FARMERS have protested against the law saying all road vehicles must carry a breath test - because it also applies to them on their tractors.
The only vehicles exempt under the law are mopeds as they have no storage space, but the farmers' federation Coordination Rurale has said that tractors are equally badly served and have no clean and secure storage.
Now they have complained angrily to the agriculture and interior ministers saying the law is "absurd" as tractors are used only very occasionally on the roads. President Bernard Lannes said tractors do not go faster than 40kph and are not a major problem on the roads.
The federation has asked for an exemption to the "stupid" law, which comes into full force on November 1 when non-possession of a working breathalyser will mean a €11 fine.
It says that the law "far from curbing drink-driving problems and accidents, would only create a captive and lucrative market for breathalyser manufacturers as the equipment goes out of date and, even without drinking a drop of alcohol, needs to be renewed regularly".

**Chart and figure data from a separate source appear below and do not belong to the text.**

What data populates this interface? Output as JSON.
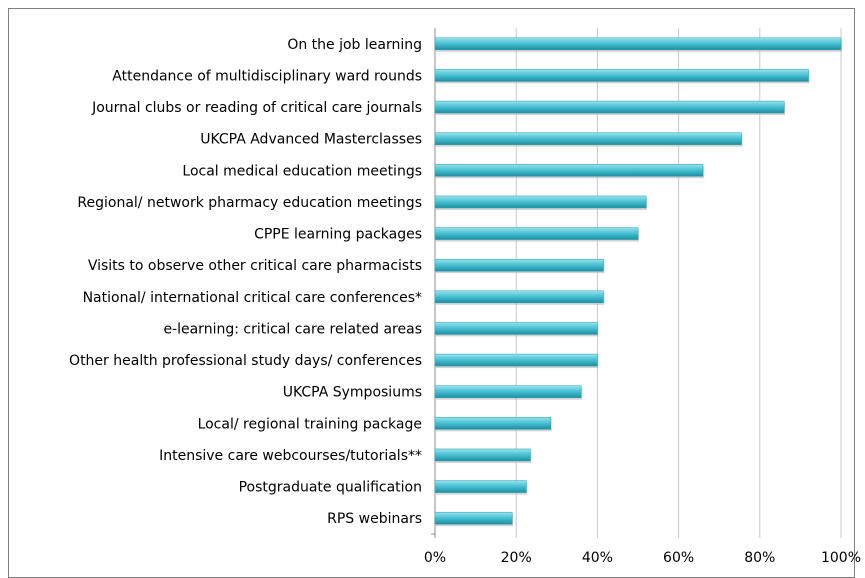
{
  "chart_data": {
    "type": "bar",
    "orientation": "horizontal",
    "categories": [
      "On the job learning",
      "Attendance of multidisciplinary ward rounds",
      "Journal clubs or reading of critical care journals",
      "UKCPA Advanced Masterclasses",
      "Local medical education meetings",
      "Regional/ network pharmacy education meetings",
      "CPPE learning packages",
      "Visits to observe other critical care pharmacists",
      "National/ international critical care conferences*",
      "e-learning: critical care related areas",
      "Other health professional study days/ conferences",
      "UKCPA Symposiums",
      "Local/ regional training package",
      "Intensive care webcourses/tutorials**",
      "Postgraduate qualification",
      "RPS webinars"
    ],
    "values": [
      100,
      92,
      86,
      75.5,
      66,
      52,
      50,
      41.5,
      41.5,
      40,
      40,
      36,
      28.5,
      23.5,
      22.5,
      19
    ],
    "xlim": [
      0,
      100
    ],
    "xticks": [
      "0%",
      "20%",
      "40%",
      "60%",
      "80%",
      "100%"
    ],
    "grid": true,
    "legend": false,
    "title": "",
    "xlabel": "",
    "ylabel": "",
    "bar_color": "#4bc3d5"
  }
}
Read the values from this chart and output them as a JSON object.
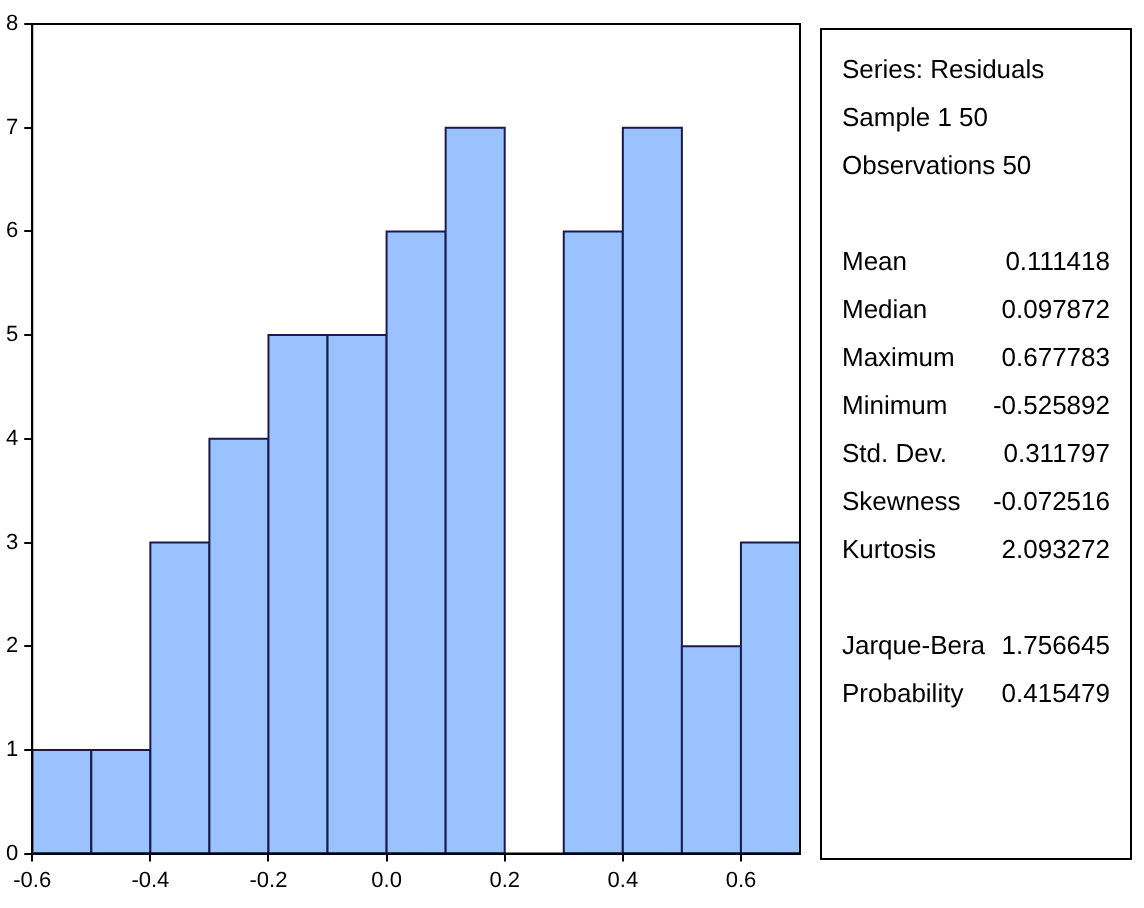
{
  "chart_data": {
    "type": "histogram",
    "bins": [
      -0.6,
      -0.5,
      -0.4,
      -0.3,
      -0.2,
      -0.1,
      0,
      0.1,
      0.2,
      0.3,
      0.4,
      0.5,
      0.6,
      0.7
    ],
    "values": [
      1,
      1,
      3,
      4,
      5,
      5,
      6,
      7,
      0,
      6,
      7,
      2,
      3
    ],
    "color": "#99c2ff",
    "xlim": [
      -0.6,
      0.7
    ],
    "xticks": [
      -0.6,
      -0.4,
      -0.2,
      {
        "value": 0,
        "label": "0.0"
      },
      0.2,
      0.4,
      0.6
    ],
    "ylim": [
      0,
      8
    ],
    "yticks": [
      0,
      1,
      2,
      3,
      4,
      5,
      6,
      7,
      8
    ],
    "grid": false,
    "annotations": [
      "Series: Residuals",
      "Sample 1 50",
      "Observations 50",
      "Mean 0.111418",
      "Median 0.097872",
      "Maximum 0.677783",
      "Minimum -0.525892",
      "Std. Dev. 0.311797",
      "Skewness -0.072516",
      "Kurtosis 2.093272",
      "Jarque-Bera 1.756645",
      "Probability 0.415479"
    ]
  }
}
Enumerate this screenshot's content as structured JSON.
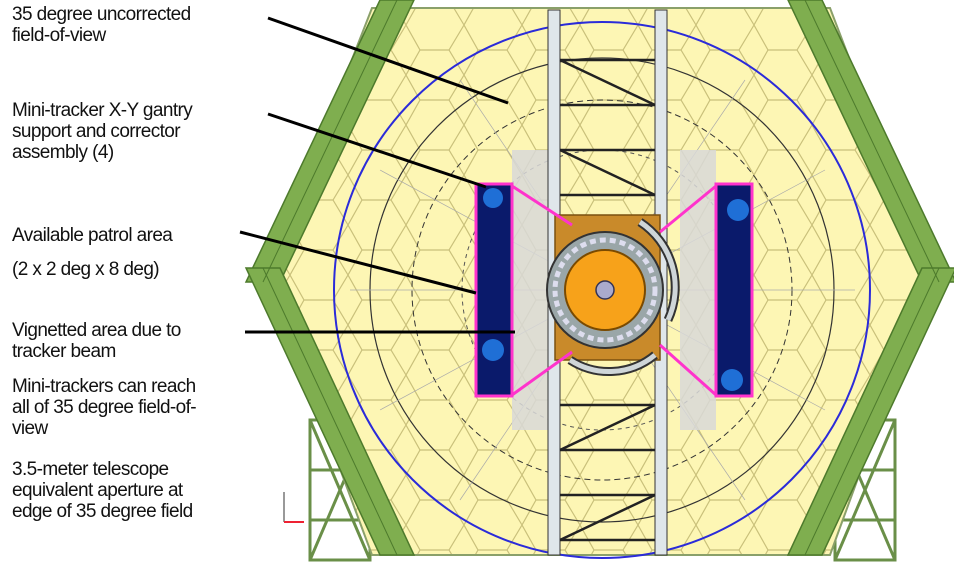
{
  "callouts": [
    {
      "id": "fov",
      "lines": [
        "35 degree uncorrected",
        "field-of-view"
      ]
    },
    {
      "id": "gantry",
      "lines": [
        "Mini-tracker X-Y gantry",
        "support and corrector",
        "assembly (4)"
      ]
    },
    {
      "id": "patrol",
      "lines": [
        "Available patrol area",
        "(2 x 2 deg x 8 deg)"
      ]
    },
    {
      "id": "vignette",
      "lines": [
        "Vignetted area due to",
        "tracker beam"
      ]
    },
    {
      "id": "reach",
      "lines": [
        "Mini-trackers can reach",
        "all of 35 degree field-of-",
        "view"
      ]
    },
    {
      "id": "aperture",
      "lines": [
        "3.5-meter telescope",
        "equivalent aperture at",
        "edge of 35 degree field"
      ]
    }
  ],
  "colors": {
    "truss": "#7fae4f",
    "truss_dark": "#4d7a2c",
    "mirror_fill": "#fdf6b4",
    "mirror_edge": "#c9c07a",
    "fov_circle": "#2b2bd9",
    "patrol_fill": "#0a1a6b",
    "patrol_edge": "#ff33cc",
    "tracker_disk": "#f7a21a",
    "vignette": "#d8d8d8"
  }
}
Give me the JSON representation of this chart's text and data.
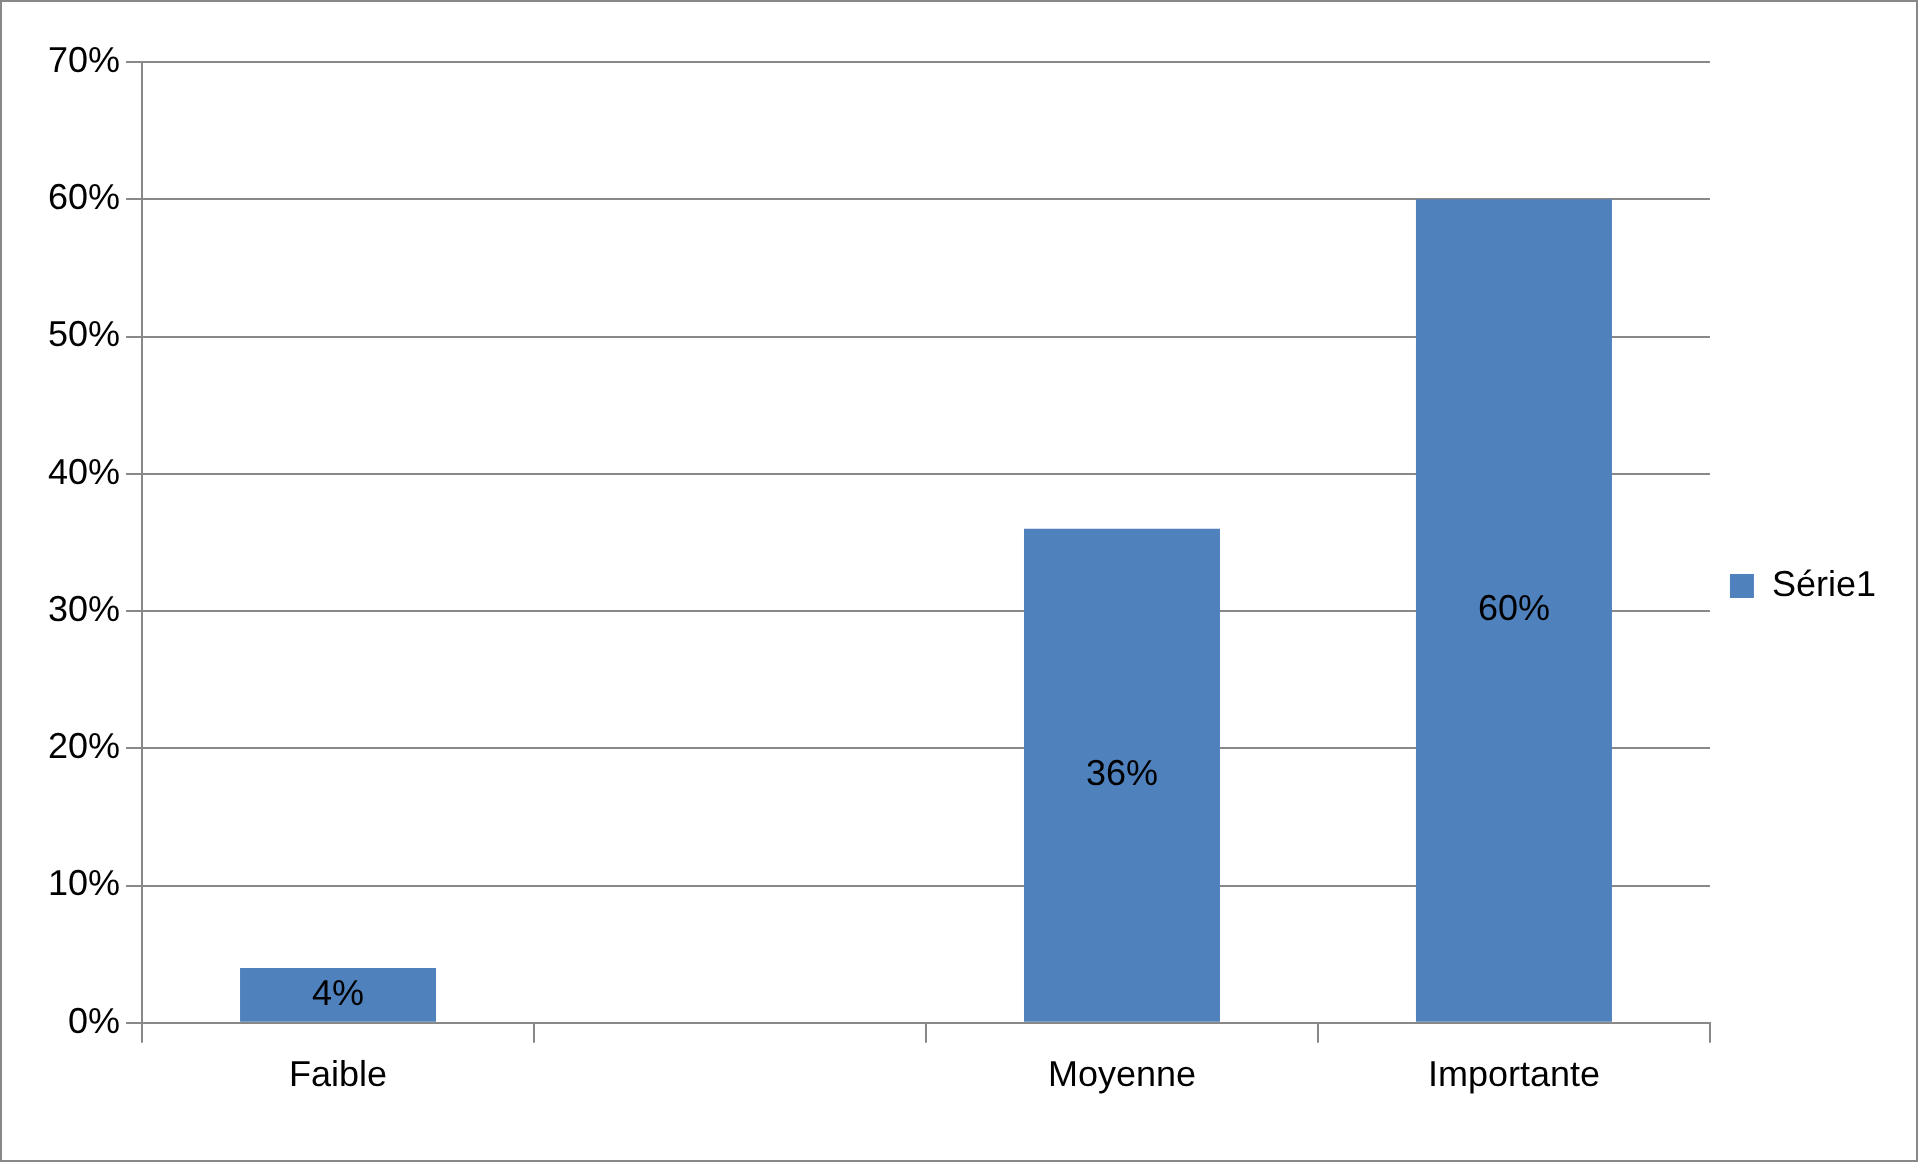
{
  "chart_data": {
    "type": "bar",
    "categories": [
      "Faible",
      null,
      "Moyenne",
      "Importante"
    ],
    "series": [
      {
        "name": "Série1",
        "color": "#4f81bd",
        "values": [
          4,
          null,
          36,
          60
        ]
      }
    ],
    "value_labels": [
      "4%",
      null,
      "36%",
      "60%"
    ],
    "ylim": [
      0,
      70
    ],
    "yticks": [
      {
        "value": 0,
        "label": "0%"
      },
      {
        "value": 10,
        "label": "10%"
      },
      {
        "value": 20,
        "label": "20%"
      },
      {
        "value": 30,
        "label": "30%"
      },
      {
        "value": 40,
        "label": "40%"
      },
      {
        "value": 50,
        "label": "50%"
      },
      {
        "value": 60,
        "label": "60%"
      },
      {
        "value": 70,
        "label": "70%"
      }
    ],
    "grid": "y",
    "legend": "right"
  }
}
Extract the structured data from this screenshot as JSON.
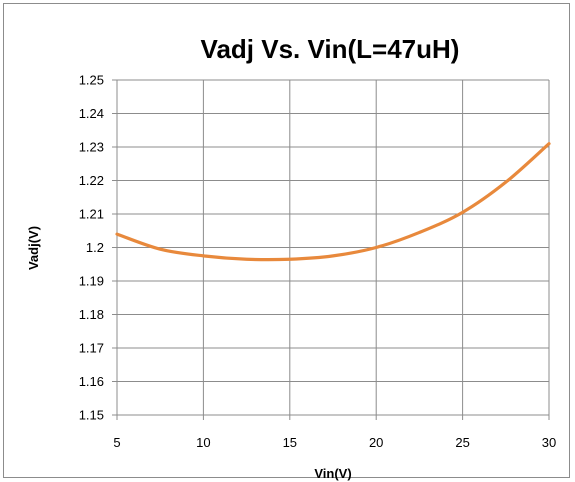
{
  "chart_data": {
    "type": "line",
    "title": "Vadj Vs. Vin(L=47uH)",
    "xlabel": "Vin(V)",
    "ylabel": "Vadj(V)",
    "xlim": [
      5,
      30
    ],
    "ylim": [
      1.15,
      1.25
    ],
    "xticks": [
      "5",
      "10",
      "15",
      "20",
      "25",
      "30"
    ],
    "yticks": [
      "1.15",
      "1.16",
      "1.17",
      "1.18",
      "1.19",
      "1.2",
      "1.21",
      "1.22",
      "1.23",
      "1.24",
      "1.25"
    ],
    "grid": true,
    "series": [
      {
        "color": "#E8893C",
        "x": [
          5,
          7.5,
          10,
          12.5,
          15,
          17.5,
          20,
          22.5,
          25,
          27.5,
          30
        ],
        "y": [
          1.204,
          1.1995,
          1.1975,
          1.1965,
          1.1965,
          1.1975,
          1.2,
          1.2045,
          1.2105,
          1.2195,
          1.231
        ]
      }
    ]
  }
}
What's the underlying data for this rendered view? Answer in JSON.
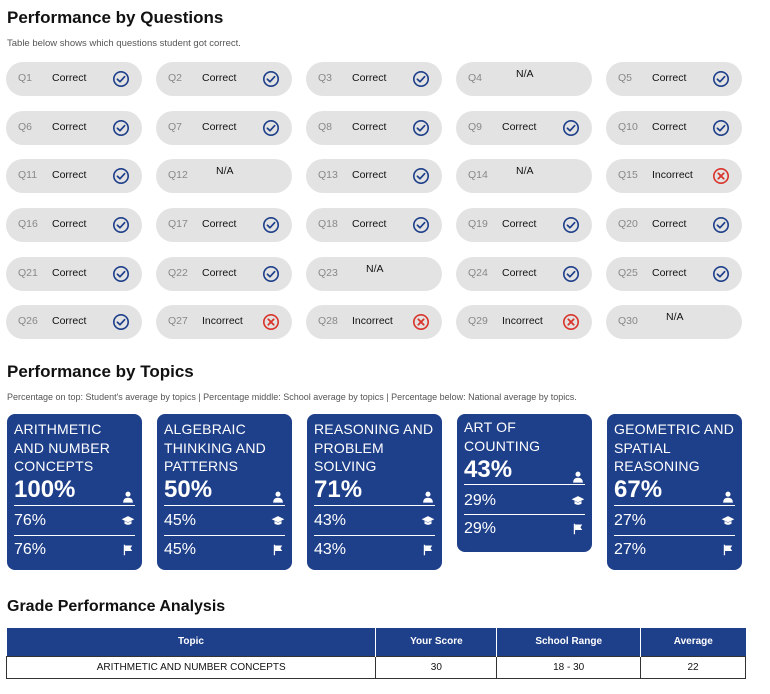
{
  "questions_section": {
    "title": "Performance by Questions",
    "subtitle": "Table below shows which questions student got correct."
  },
  "questions": [
    {
      "num": "Q1",
      "status": "Correct",
      "result": "correct"
    },
    {
      "num": "Q2",
      "status": "Correct",
      "result": "correct"
    },
    {
      "num": "Q3",
      "status": "Correct",
      "result": "correct"
    },
    {
      "num": "Q4",
      "status": "N/A",
      "result": "na"
    },
    {
      "num": "Q5",
      "status": "Correct",
      "result": "correct"
    },
    {
      "num": "Q6",
      "status": "Correct",
      "result": "correct"
    },
    {
      "num": "Q7",
      "status": "Correct",
      "result": "correct"
    },
    {
      "num": "Q8",
      "status": "Correct",
      "result": "correct"
    },
    {
      "num": "Q9",
      "status": "Correct",
      "result": "correct"
    },
    {
      "num": "Q10",
      "status": "Correct",
      "result": "correct"
    },
    {
      "num": "Q11",
      "status": "Correct",
      "result": "correct"
    },
    {
      "num": "Q12",
      "status": "N/A",
      "result": "na"
    },
    {
      "num": "Q13",
      "status": "Correct",
      "result": "correct"
    },
    {
      "num": "Q14",
      "status": "N/A",
      "result": "na"
    },
    {
      "num": "Q15",
      "status": "Incorrect",
      "result": "incorrect"
    },
    {
      "num": "Q16",
      "status": "Correct",
      "result": "correct"
    },
    {
      "num": "Q17",
      "status": "Correct",
      "result": "correct"
    },
    {
      "num": "Q18",
      "status": "Correct",
      "result": "correct"
    },
    {
      "num": "Q19",
      "status": "Correct",
      "result": "correct"
    },
    {
      "num": "Q20",
      "status": "Correct",
      "result": "correct"
    },
    {
      "num": "Q21",
      "status": "Correct",
      "result": "correct"
    },
    {
      "num": "Q22",
      "status": "Correct",
      "result": "correct"
    },
    {
      "num": "Q23",
      "status": "N/A",
      "result": "na"
    },
    {
      "num": "Q24",
      "status": "Correct",
      "result": "correct"
    },
    {
      "num": "Q25",
      "status": "Correct",
      "result": "correct"
    },
    {
      "num": "Q26",
      "status": "Correct",
      "result": "correct"
    },
    {
      "num": "Q27",
      "status": "Incorrect",
      "result": "incorrect"
    },
    {
      "num": "Q28",
      "status": "Incorrect",
      "result": "incorrect"
    },
    {
      "num": "Q29",
      "status": "Incorrect",
      "result": "incorrect"
    },
    {
      "num": "Q30",
      "status": "N/A",
      "result": "na"
    }
  ],
  "topics_section": {
    "title": "Performance by Topics",
    "subtitle": "Percentage on top: Student's average by topics | Percentage middle: School average by topics | Percentage below: National average by topics."
  },
  "topics": [
    {
      "name": "ARITHMETIC AND NUMBER CONCEPTS",
      "student": "100%",
      "school": "76%",
      "national": "76%"
    },
    {
      "name": "ALGEBRAIC THINKING AND PATTERNS",
      "student": "50%",
      "school": "45%",
      "national": "45%"
    },
    {
      "name": "REASONING AND PROBLEM SOLVING",
      "student": "71%",
      "school": "43%",
      "national": "43%"
    },
    {
      "name": "ART OF COUNTING",
      "student": "43%",
      "school": "29%",
      "national": "29%"
    },
    {
      "name": "GEOMETRIC AND SPATIAL REASONING",
      "student": "67%",
      "school": "27%",
      "national": "27%"
    }
  ],
  "grade_section": {
    "title": "Grade Performance Analysis",
    "headers": [
      "Topic",
      "Your Score",
      "School Range",
      "Average"
    ],
    "rows": [
      [
        "ARITHMETIC AND NUMBER CONCEPTS",
        "30",
        "18 - 30",
        "22"
      ]
    ]
  },
  "colors": {
    "card_blue": "#1e3f8a",
    "check_blue": "#1e3f8a",
    "incorrect_red": "#d9342b",
    "pill_gray": "#e3e3e3"
  },
  "icons": {
    "correct": "check-circle-icon",
    "incorrect": "x-circle-icon",
    "student": "person-icon",
    "school": "graduation-cap-icon",
    "national": "flag-icon"
  }
}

Marie-Odile Morin, vice-president of the Fédération Départementale des Syndicats d'Exploitants Agricoles, has also attacked the law, saying the idea of breath tests on tractors was "ridiculous" and in summer they could face temperatures higher than their 40C maximum and be rendered useless.
Complaints of a shortage of breath tests in the shops have been echoed by UMP Haute-Savoie senator Pierre Hérisson, the president of the Automobile Club du Mont-Blanc, who said he suspected that the market was being rigged to increase prices.
He told Le Dauphine in January "a pack of two breath tests cost €0.92, but today a single breath test could cost €4.07 - a price rise of 885% in just six months".
He said that even in supermarkets the prices were rising as people started to fear not being able to get hold of a kit. He noted that a supermarket had a two-pack at €2.20 on June 20 but by the beginning of August this had risen to €3.